Tom sat in his chair, silent, and honestly thought long and hard about the question. He knew what he was supposed to say. He knew what was expected in moments such as these. And it wasn’t as if Tom was beyond lying. Tom lied all the time, but he also told the truth all the time. They could both be annoying habits. He had trouble keeping his mouth shut. He liked hearing his own voice. He thought he was clever. And even when he wasn’t clever he liked to present himself as if he was. He thought there was something clever in ironically saying less than clever things in order to annoy people. He was usually after the biggest reaction he could get, and so told whatever he told, based on what was probably the wrong choice for the given situation.
But he did know better. He knew enough to know what he should do now was lie. He also knew he had an overwhelming desire to just admit everything and be done with it.
Tom was a believer in a universe based on dualities and dual natures. His life was led based on this assumption. He enjoyed the good and the bad, the right and the wrong. He explored both sides of an issue, lived in more ways that one and enjoyed sarcasm and playing devil’s advocate for the sake of it, not because he properly believed in something. Tom could argue one side one day and the other the next. He had no allegiance to any given truth. He thought most of it was just opinion and vanity and both of those were highly subjective. Other people confused their thoughts for universal truth so why shouldn’t he challenge them on it? It was an impish side that was endearing and annoying at the same time depending on your mood and whether or not you were the target of his outlandishness.
“I consider myself a fine employee.”
Almost no one had ever called Tom a fine employee. Adequate. Punctual. On time. He had been called many things that basically put him in the middle of the road and prevented promotions, but didn’t deter annual raises of some sort. ‘Fine’ was not something supervisors associated with him as a person, or the efforts he put forth as an employee.
Tom was in fact both a good and a bad employee. He showed up on time, but took too many breaks. He filed and photocopied with speed and efficiency, but talked too long to co-workers at their cubicles. He made fresh pots of coffee in the break room, but didn’t donate to co-worker’s birthday gifts. Whatever he did that was positive, he balanced out perfectly with something negative. He created his own office yin and yang.
Tom knew why he was being detained by May from Human Resources. It was because he stayed late and didn’t report or collect any overtime pay for his efforts. They wouldn’t see it that way. They wouldn’t understand that because of this positive, there had to be a negative to balance it out. All they would understand would be that Tom was stealing lunches from the break room refrigerator.
Tom preferred the term ‘liberating.’ He figured if the company freezer was full and frosting over, then the contents were not being well respected or desired. He doubted the original owners were even aware of what was happening. Some of them might not even work there anymore. He was doing the Office Manager a favor by clearing out the clutter. It was his office civic duty to take those lunches and eat them as if they were his own.
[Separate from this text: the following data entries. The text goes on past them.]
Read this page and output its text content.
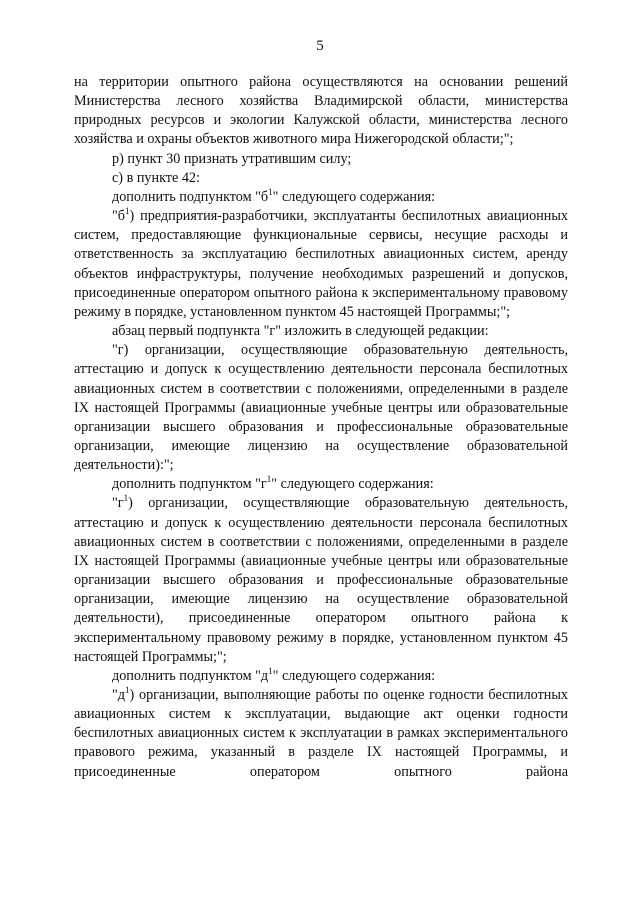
5

на территории опытного района осуществляются на основании решений Министерства лесного хозяйства Владимирской области, министерства природных ресурсов и экологии Калужской области, министерства лесного хозяйства и охраны объектов животного мира Нижегородской области;";

р) пункт 30 признать утратившим силу;

с) в пункте 42:

дополнить подпунктом "$б^1$" следующего содержания:

"$б^1$) предприятия-разработчики, эксплуатанты беспилотных авиационных систем, предоставляющие функциональные сервисы, несущие расходы и ответственность за эксплуатацию беспилотных авиационных систем, аренду объектов инфраструктуры, получение необходимых разрешений и допусков, присоединенные оператором опытного района к экспериментальному правовому режиму в порядке, установленном пунктом 45 настоящей Программы;";

абзац первый подпункта "г" изложить в следующей редакции:

"г) организации, осуществляющие образовательную деятельность, аттестацию и допуск к осуществлению деятельности персонала беспилотных авиационных систем в соответствии с положениями, определенными в разделе IX настоящей Программы (авиационные учебные центры или образовательные организации высшего образования и профессиональные образовательные организации, имеющие лицензию на осуществление образовательной деятельности):";

дополнить подпунктом "$г^1$" следующего содержания:

"$г^1$) организации, осуществляющие образовательную деятельность, аттестацию и допуск к осуществлению деятельности персонала беспилотных авиационных систем в соответствии с положениями, определенными в разделе IX настоящей Программы (авиационные учебные центры или образовательные организации высшего образования и профессиональные образовательные организации, имеющие лицензию на осуществление образовательной деятельности), присоединенные оператором опытного района к экспериментальному правовому режиму в порядке, установленном пунктом 45 настоящей Программы;";

дополнить подпунктом "$д^1$" следующего содержания:

"$д^1$) организации, выполняющие работы по оценке годности беспилотных авиационных систем к эксплуатации, выдающие акт оценки годности беспилотных авиационных систем к эксплуатации в рамках экспериментального правового режима, указанный в разделе IX настоящей Программы, и присоединенные оператором опытного района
And a lot of them were past their expiration date. He was probably a hero, risking his own life eating expired food. Nobody would give him a medal for it, but they sure would complain when they couldn’t fine their Salisbury Steak or Chicken Pot Pie.
H.R. was talking to everyone. There had been a memo, but the lunches continued to disappear. Tom knew this because he was the one (or one of the ones) that made them disappear.
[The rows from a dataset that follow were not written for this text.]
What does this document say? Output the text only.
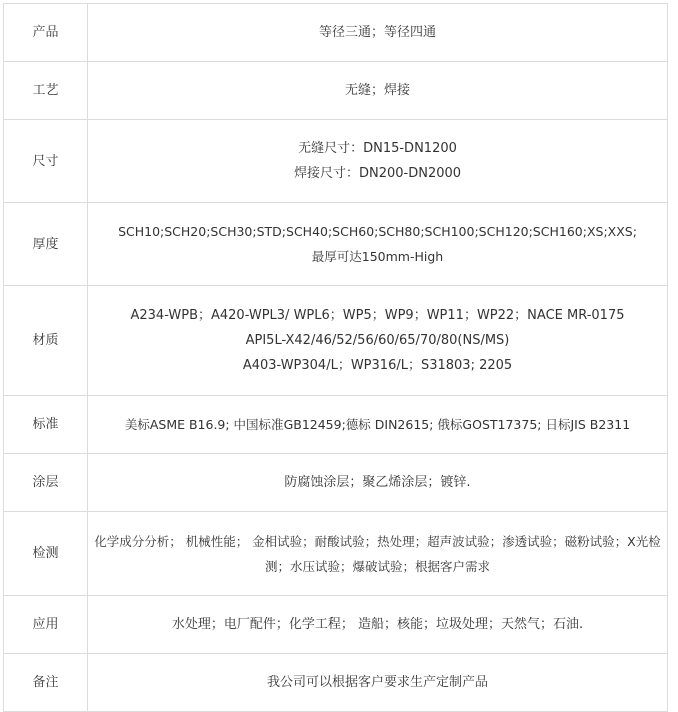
产品	等径三通；等径四通

工艺	无缝；焊接

尺寸	无缝尺寸：DN15-DN1200
焊接尺寸：DN200-DN2000

厚度	SCH10;SCH20;SCH30;STD;SCH40;SCH60;SCH80;SCH100;SCH120;SCH160;XS;XXS;
最厚可达150mm-High

材质	A234-WPB；A420-WPL3/ WPL6；WP5；WP9；WP11；WP22；NACE MR-0175
API5L-X42/46/52/56/60/65/70/80(NS/MS)
A403-WP304/L；WP316/L；S31803; 2205

标准	美标ASME B16.9; 中国标准GB12459;德标 DIN2615; 俄标GOST17375; 日标JIS B2311

涂层	防腐蚀涂层；聚乙烯涂层；镀锌.

检测	化学成分分析； 机械性能； 金相试验；耐酸试验；热处理；超声波试验；渗透试验；磁粉试验；X光检测；水压试验；爆破试验；根据客户需求

应用	水处理；电厂配件；化学工程； 造船；核能；垃圾处理；天然气；石油.

备注	我公司可以根据客户要求生产定制产品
“How about we discuss this over lunch?”
Tom also liked to inappropriately ask the women at work to have lunch with him. Usually right after he had stolen someone’s lunch.
“Just tell me yes or no.”
“You tell me yes and I’ll tell you what you want to know.”
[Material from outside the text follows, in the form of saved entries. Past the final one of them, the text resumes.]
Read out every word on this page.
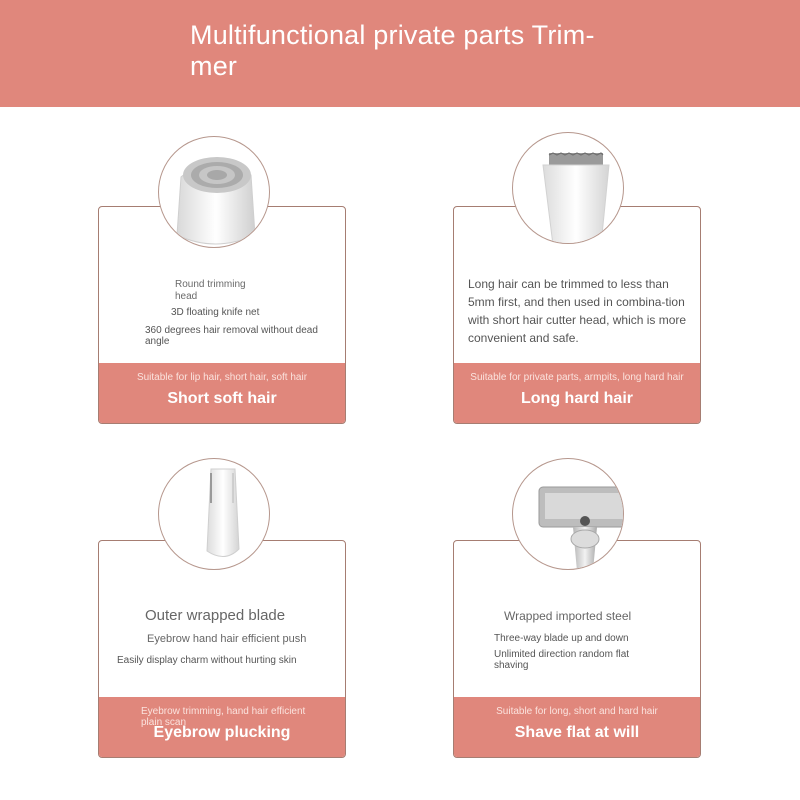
Multifunctional private parts Trim-mer
Round trimming head
3D floating knife net
360 degrees hair removal without dead angle
Suitable for lip hair, short hair, soft hair
Short soft hair
Long hair can be trimmed to less than 5mm first, and then used in combina-tion with short hair cutter head, which is more convenient and safe.
Suitable for private parts, armpits, long hard hair
Long hard hair
Outer wrapped blade
Eyebrow hand hair efficient push
Easily display charm without hurting skin
Eyebrow trimming, hand hair efficient plain scan
Eyebrow plucking
Wrapped imported steel
Three-way blade up and down
Unlimited direction random flat shaving
Suitable for long, short and hard hair
Shave flat at will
“I can’t have lunch with you, Tom.”
“Why not? It will be my treat.”
“I already brought my lunch.”
“Did you now. And what did you bring?”
“Stir Fry.”
“Now that sounds delicious.”
“I was going to have it right after we finished this discussion.”
Tom thought to himself, ‘it might be too late for that.’ But what he said was, “You have nothing to worry about – I am not the person stealing other people’s lunches.”